Media tie-in fiction

There’s been some talk around the Blogosphere of late about media tie-in fiction: its merits and demerits, whether it’s a good thing or a bad thing and so on. The good folk at SF Signal have added their two cents worth, with an interesting Mind Meld: “How do media tie-in novels affect science fiction?“.

The Mind Meld is well worth checking out and dovetails nicely with a book that I’ve been reading. Just last week I was sent a copy of Hellboy: Oddest Jobs (for which many thanks, Garth!!), and it’s been occupying my thoughts on and off ever since. The book features stories by Joe Lansdale, Garth Nix, China Mieville and others. Frankly, if it was anything other than a media tie-in I would have been aware of it, waiting for it, and would be planning reviews etc etc. Instead it blind-sided me. How did a Hellboy anthology come to have stories in it by a bunch of writers whose work I admire and follow, and how would that work stand up to their own non tie-in work?

Well, I’ve been reading it, and it’s good. The writers I’d expect to excel do: Mieville, Nix, Lansdale, and nothing is less than entertaining. In fact, for the most part, it’s a book I’m happy enough to recommend – it’s certainly better than many of the original anthologies I’ve read this year. But… you knew there was going to be a ‘but’, right? The stories are good, and if you love Hellboy then the book is for you, but the stories for the most part feel creatively ‘thin’. I don’t know how else to explain what I mean. These stories lack the kind of texture and complexity that typifies most of the authors’ non tie-in work. They’re not bad, they’re just well, ‘thin’, which I think makes it less interesting than any of the authors’ other stuff.

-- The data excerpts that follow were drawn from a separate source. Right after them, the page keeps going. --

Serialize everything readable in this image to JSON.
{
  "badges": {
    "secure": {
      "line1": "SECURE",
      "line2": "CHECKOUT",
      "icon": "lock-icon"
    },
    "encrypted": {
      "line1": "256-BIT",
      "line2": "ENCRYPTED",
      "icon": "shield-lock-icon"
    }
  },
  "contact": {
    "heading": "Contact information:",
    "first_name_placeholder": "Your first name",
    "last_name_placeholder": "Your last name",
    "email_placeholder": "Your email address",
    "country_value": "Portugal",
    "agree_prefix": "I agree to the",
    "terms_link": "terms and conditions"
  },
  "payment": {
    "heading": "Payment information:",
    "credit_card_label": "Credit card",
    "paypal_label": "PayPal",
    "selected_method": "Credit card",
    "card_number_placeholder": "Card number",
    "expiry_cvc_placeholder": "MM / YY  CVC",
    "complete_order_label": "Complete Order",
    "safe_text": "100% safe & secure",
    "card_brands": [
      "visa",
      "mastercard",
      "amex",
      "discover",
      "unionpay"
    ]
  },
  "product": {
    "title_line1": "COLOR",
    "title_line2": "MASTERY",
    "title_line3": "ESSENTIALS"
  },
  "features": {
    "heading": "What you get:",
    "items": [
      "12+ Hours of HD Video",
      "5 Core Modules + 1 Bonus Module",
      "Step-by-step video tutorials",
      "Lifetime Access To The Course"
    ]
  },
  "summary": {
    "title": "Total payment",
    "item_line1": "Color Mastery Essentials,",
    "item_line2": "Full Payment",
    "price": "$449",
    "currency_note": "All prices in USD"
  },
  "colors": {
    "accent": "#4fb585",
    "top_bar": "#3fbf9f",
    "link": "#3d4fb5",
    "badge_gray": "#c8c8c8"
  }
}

This reaction has left me wondering if I’m biassed against tie-in fiction. I haven’t read tie-ins in many, many years — I find the idea of reading a Star Wars or Star Trek novel a fairly excruciating prospect, no matter the writer — and while I’m aware of tie-ins, I typically don’t pay any attention to them. I don’t think such books are a bad thing, or that they in some way damage the way an author writes. I also don’t doubt for a moment that the good tie-in books are perfectly entertaining and fine, and that many of them act as introductions to written SF for readers, I just don’t want to read them. I also feel – and this might link to that idea of ‘thinness’ that I mentioned – that tie-ins have a thing in common with fan fiction: they’re the stories that happen in the corner of the eye of the main story, a distraction from the central event. Any Star Wars story is peripheral to the main films, is a ‘what next?’ kind of thing. I think that’s ok, but it doesn’t seem terribly interesting.